Saturday, May 5, 2007

Census 2000 Summary File 3 now online, Summary File 1 completed

With the new server online (see previous post), I finally have the disk space I need to really start building out the available data sets - I'm going from about 55GB on my old machine to just about 1100GB on the new one. (Well, technically, the "old" machine (my desktop) is newer than the "new" one, but since it was the first gCensus server, let's keep calling it "old").

The first beneficiary of this storage largesse has been Summary File 1. I've expanded the coverage from California, Oregon, and Pennsylvania to cover all 50 states plus the District of Columbia.

The second major step was to add Summary File 3, which covers a lot of interesting economic and housing statistics such as median and aggregate income, housing prices, and housing facilities. Fortunately, the file structure between SF1 and SF3 is very similar, so I was able to re-use most of the import code that I had already written for SF1. The coverage for SF3 is the same as for SF1 - all 50 states + DC.

It turns out in the end that my estimates of disk consumption were off - way off. I had originally believed that it would take 750-1000GB to store all of Summary File 1. Instead, it's taking about 410GB to store both SF1 and SF3. While my friends in the theory group would call that "a small constant factor", I prefer to think of it as "a whole lot of space". Consequently, if anyone has ideas for large (nationwide or even worldwide) data sets that would be cool to import, I'd like to hear about them.

New gCensus server online!

I have a big update here, so I'm breaking it into several pieces. The first part - the new gCensus hardware is finally up and running! I got the replacement motherboard from Intel and, luckily enough, everything actually came up on the first try.

Thanks to the generous donation by Ken Schmidt of Steel in the Air, I now have a fourth 400GB hard drive in the gCensus server, for a total of 1.2TB RAID5 storage.
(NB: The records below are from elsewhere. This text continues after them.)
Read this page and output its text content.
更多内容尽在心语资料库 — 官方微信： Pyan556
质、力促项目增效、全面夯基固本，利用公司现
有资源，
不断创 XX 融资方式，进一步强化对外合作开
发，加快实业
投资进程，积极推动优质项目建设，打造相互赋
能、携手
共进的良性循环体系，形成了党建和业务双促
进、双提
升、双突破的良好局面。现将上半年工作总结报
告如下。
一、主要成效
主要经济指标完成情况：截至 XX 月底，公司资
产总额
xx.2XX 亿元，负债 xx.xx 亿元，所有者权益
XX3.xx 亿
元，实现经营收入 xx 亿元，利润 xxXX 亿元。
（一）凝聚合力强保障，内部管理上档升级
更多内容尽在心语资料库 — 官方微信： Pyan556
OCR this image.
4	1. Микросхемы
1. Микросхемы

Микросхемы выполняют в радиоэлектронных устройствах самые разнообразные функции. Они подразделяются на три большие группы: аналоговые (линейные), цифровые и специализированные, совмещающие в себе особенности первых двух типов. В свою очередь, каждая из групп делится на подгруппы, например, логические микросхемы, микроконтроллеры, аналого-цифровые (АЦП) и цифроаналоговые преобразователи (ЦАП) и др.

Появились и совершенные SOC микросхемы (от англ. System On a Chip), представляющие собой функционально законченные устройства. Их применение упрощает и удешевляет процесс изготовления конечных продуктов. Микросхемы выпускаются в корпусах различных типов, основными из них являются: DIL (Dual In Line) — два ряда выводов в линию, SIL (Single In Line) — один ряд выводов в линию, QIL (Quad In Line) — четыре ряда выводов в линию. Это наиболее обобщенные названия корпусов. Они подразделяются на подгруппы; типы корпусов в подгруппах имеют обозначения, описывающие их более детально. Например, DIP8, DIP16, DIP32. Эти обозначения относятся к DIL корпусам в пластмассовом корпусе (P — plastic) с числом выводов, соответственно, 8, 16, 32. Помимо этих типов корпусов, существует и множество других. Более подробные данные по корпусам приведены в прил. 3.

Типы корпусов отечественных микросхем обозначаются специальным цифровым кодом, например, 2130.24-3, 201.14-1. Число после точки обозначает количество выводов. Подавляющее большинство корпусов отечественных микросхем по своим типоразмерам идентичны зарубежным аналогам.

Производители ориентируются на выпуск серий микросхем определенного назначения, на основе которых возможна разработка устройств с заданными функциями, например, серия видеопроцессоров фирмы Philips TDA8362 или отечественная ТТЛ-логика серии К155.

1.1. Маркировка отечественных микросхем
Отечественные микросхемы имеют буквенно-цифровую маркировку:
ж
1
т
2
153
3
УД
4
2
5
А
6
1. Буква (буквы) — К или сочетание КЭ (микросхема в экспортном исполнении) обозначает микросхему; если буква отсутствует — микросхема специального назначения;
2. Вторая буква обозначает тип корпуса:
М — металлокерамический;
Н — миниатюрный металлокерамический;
That brings the current specs of the machine up to the following:

- Intel D955XBK motherboard
- Intel Pentium EE 955 CPU (dual-core 3.46GHz with Hyperthreading)
- Zalman CNPS9500 cooler
- 4x400GB Seagate HDD (3xSATA, 1xPATA)
- PC Power and Cooling Turbo-Cool 510ATX-SLI power supply
- Diamond Stealth 64 VRAM graphics

Everything except the PATA hard drive and the video card was a donation. I'd like to thank everyone who's helped me out with this equipment - I couldn't have done it without you!